Второе подряд Преображение встречаю на воде.
Первое случилось в прошлом августе на никарагуанском берегу заповедника Косигуина. Тихоокеанская вода тогда бушевала, царапала мои ноги чёрным вулканическим песком и с шипением убегала по своим делам, пытаясь уволочь меня и окунуть в апельсиновые от закатного солнца волны.
Второе Преображение уже в нонешнем августе довелось встречать на русском северном озёрном берегу Кенозерья. Озёрная вода под конец лета загустела, травяным киселём облизывает желтоватый прибрежный песок, долгими струями скатывается с моей розовой сорочки, забывает кусочки ряски в моих волосах – не находит сил смыть, усталая.

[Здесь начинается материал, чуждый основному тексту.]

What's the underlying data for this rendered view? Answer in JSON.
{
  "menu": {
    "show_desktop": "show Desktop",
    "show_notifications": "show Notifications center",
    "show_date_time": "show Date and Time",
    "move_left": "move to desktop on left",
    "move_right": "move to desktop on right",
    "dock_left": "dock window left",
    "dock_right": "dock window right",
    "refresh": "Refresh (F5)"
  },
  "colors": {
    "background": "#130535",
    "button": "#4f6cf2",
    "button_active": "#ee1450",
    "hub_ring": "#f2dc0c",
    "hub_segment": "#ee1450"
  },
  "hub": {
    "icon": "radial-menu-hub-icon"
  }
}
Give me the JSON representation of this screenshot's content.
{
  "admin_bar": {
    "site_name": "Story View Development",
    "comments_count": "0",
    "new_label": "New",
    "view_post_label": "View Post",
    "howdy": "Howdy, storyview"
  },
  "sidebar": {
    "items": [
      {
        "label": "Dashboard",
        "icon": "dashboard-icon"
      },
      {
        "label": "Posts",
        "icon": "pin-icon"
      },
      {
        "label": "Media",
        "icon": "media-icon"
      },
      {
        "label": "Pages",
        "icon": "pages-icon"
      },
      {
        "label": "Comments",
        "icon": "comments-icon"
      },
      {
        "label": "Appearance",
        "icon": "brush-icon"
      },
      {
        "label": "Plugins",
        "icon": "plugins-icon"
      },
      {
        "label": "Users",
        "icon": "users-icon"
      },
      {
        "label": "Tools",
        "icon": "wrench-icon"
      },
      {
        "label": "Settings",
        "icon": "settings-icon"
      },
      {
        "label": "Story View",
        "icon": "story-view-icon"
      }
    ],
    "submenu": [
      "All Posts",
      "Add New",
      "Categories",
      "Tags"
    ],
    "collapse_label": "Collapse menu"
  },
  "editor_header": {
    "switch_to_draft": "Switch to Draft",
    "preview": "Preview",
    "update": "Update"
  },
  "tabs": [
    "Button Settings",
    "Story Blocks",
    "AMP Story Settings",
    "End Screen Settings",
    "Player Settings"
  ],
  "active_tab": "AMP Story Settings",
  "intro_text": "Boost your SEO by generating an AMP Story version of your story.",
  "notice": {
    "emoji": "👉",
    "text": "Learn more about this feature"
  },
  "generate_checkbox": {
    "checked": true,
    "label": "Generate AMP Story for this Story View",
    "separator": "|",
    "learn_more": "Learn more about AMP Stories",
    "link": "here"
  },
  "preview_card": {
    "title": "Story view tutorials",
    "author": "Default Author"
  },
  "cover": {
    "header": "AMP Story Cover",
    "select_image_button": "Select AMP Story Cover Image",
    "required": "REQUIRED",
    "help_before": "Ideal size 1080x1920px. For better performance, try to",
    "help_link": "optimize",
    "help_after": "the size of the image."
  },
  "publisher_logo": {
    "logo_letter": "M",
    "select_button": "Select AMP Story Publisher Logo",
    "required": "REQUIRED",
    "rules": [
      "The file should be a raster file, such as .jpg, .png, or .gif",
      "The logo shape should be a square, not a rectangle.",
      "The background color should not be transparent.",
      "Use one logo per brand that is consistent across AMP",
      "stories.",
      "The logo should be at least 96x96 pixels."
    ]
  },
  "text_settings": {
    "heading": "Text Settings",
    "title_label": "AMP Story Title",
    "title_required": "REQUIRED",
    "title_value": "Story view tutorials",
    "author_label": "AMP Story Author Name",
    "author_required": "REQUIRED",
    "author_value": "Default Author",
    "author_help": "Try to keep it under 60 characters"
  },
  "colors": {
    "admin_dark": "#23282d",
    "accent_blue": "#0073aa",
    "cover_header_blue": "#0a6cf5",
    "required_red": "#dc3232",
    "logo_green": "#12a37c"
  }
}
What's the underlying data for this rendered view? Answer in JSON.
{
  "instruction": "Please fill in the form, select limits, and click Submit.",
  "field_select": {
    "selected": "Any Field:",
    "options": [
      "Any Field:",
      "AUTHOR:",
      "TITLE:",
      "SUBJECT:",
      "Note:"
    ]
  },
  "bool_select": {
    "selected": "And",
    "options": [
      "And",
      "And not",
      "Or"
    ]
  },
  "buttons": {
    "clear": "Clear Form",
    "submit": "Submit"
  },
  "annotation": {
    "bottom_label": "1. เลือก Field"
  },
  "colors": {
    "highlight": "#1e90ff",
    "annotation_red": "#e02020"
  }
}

Двадцать семь лет назад здесь, в угасающей деревне Масельга появились новые домики – точно такие же, как и прежние: тоже бревенчатые, тоже с печным отоплением, тоже с резными наличниками на оконцах. Только живые, с новыми юными жильцами. Уезжает одна смена – приезжает новая. Онежские, архангелогородские, морщинихинские, порженские, поченские, лопшеньговские, северодвинские… Со всего севера съезжаются сюда ребята, чтобы несколько недель побыть живыми. Приезжают пачкать босые ноги черникой, рты брусникой, а ладошки – алой да чёрной краской от мезенской росписи. Приезжают узнавать, из чего они появились.
Ребята, все три отряда, зовут меня на «вы» и «тётя». Учусь откликаться. Учу их, как задать герою интервью вопросы так, чтобы он не сбежал после первого. Показываю, как поставить кадр так, чтобы в него попало значимое для конкретного сюжета. Слушаю, как лохматый пацанёнок заявляет:
— Я здесь живу, так что для меня всё это не красота вообще!
Хочу сказать ему, что придёт время и всплывут внутри эти сосны да озёра, вспомнится этот юношеский август и затоскуется по нему до смерти… Не говорю. Ухожу глядеть на озёрную воду и молчать. Он поймёт сам, просто чуть позже, в своё время. Верю, что поймёт.